Widzisz, ja generalnie nie straciłem jeszcze wiary. Póki co po prostu WĄTPIĘ, że mój ideał ze snów naprawdę istnieje. Jak czasem tak posłucham niektórych kobiet w telewizji, na ulicy - zaczynam się zastanawiać czy pasuję do tego świata ; p To takie nieustanne błądzenie pośród ludzi, których nienawidzę, udając człowieka, którym nie jestem... ; )

Dnia 24.05.2010 o 00:21, Dann napisał:

Pomyślałem teraz o tzw. Dementorach z Harrego Pottera. Takie istoty, które wysysają z
istot żywych wszystko co w nich dobre i szczęśliwe.


Dementorzy są odzwierciedleniem zwyczajnych ludzi, których mijamy na co dzień. Na których się zawodzimy. Fikcja literacka, która stała się realiami... hmmm...

>Właśnie w takich sytuacjach, aby je pokonać, należy skupić się na czymś pozytywnym (np. jakimś >wspomnieniu), na czymś co sprawi nam radość i przywróci nadzieję. Prawdziwy test wiary.

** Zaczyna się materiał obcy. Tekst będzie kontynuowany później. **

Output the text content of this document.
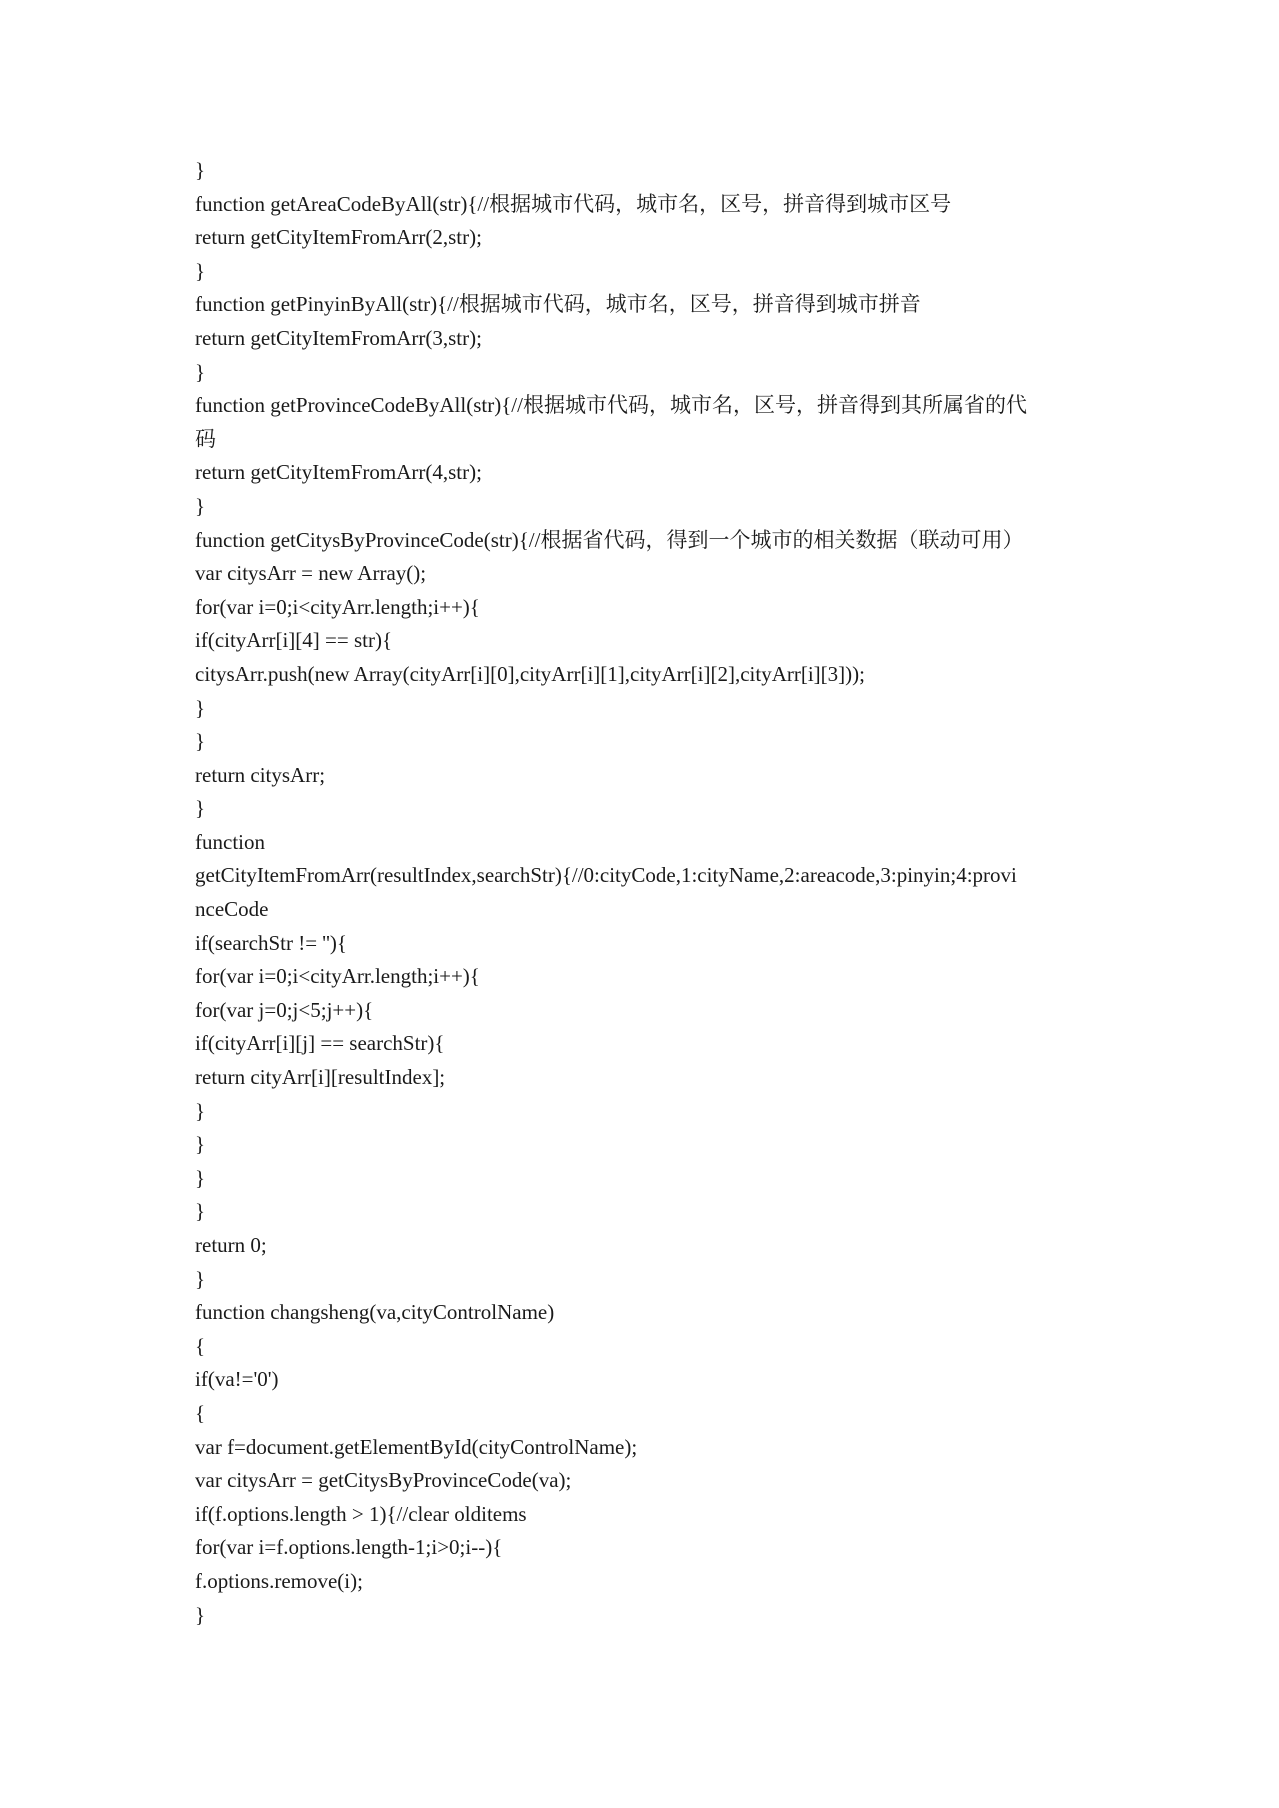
}
function getAreaCodeByAll(str){//根据城市代码，城市名，区号，拼音得到城市区号
return getCityItemFromArr(2,str);
}
function getPinyinByAll(str){//根据城市代码，城市名，区号，拼音得到城市拼音
return getCityItemFromArr(3,str);
}
function getProvinceCodeByAll(str){//根据城市代码，城市名，区号，拼音得到其所属省的代
码
return getCityItemFromArr(4,str);
}
function getCitysByProvinceCode(str){//根据省代码，得到一个城市的相关数据（联动可用）
var citysArr = new Array();
for(var i=0;i<cityArr.length;i++){
if(cityArr[i][4] == str){
citysArr.push(new Array(cityArr[i][0],cityArr[i][1],cityArr[i][2],cityArr[i][3]));
}
}
return citysArr;
}
function
getCityItemFromArr(resultIndex,searchStr){//0:cityCode,1:cityName,2:areacode,3:pinyin;4:provi
nceCode
if(searchStr != ''){
for(var i=0;i<cityArr.length;i++){
for(var j=0;j<5;j++){
if(cityArr[i][j] == searchStr){
return cityArr[i][resultIndex];
}
}
}
}
return 0;
}
function changsheng(va,cityControlName)
{
if(va!='0')
{
var f=document.getElementById(cityControlName);
var citysArr = getCitysByProvinceCode(va);
if(f.options.length > 1){//clear olditems
for(var i=f.options.length-1;i>0;i--){
f.options.remove(i);
}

Dnia 24.05.2010 o 00:21, Dann napisał:

Wiem że to nie łatwe, ale wiem też że działa. ;-)


Nie chodzi o to, że jestem pesymistą, nihilistą i Bóg wie kim jeszcze. Po prostu nie potrafię czasem zaakceptować mentalności ówczesnych ludzi. A samo skupianie się na przyjemnościach i słodyczach wcale nie zmienia tego co ujrzę po podniesieniu powiek ; )

Dnia 24.05.2010 o 00:21, Dann napisał:

Uciekać od marzeń ? Dlaczego ktokolwiek miałby robić coś tak głupiego ?
Zresztą jak to musiałeś ? ... Nie wiedzieć dlaczego, ale przyszedł mi do głowy pewien
cytat.


To wbrew pozorom nie jest wcale takie głupie. Po prostu wyzwala z Ciebie tego ukrytego marzyciela i stajesz się stopniowo realistą. Nie mówię, że chce go całkowicie wypaczyć - on będzie tkwił gdzieś w głębi duszy, czekając na odkrycie. Ale wieczne rozckliwianie i pobudzanie się gasnącym płomieniem nadziei do niczego nie prowadzi.
Ot takie przykrycie prawdziwej osobowości, jakie nosi wielu z nas :-)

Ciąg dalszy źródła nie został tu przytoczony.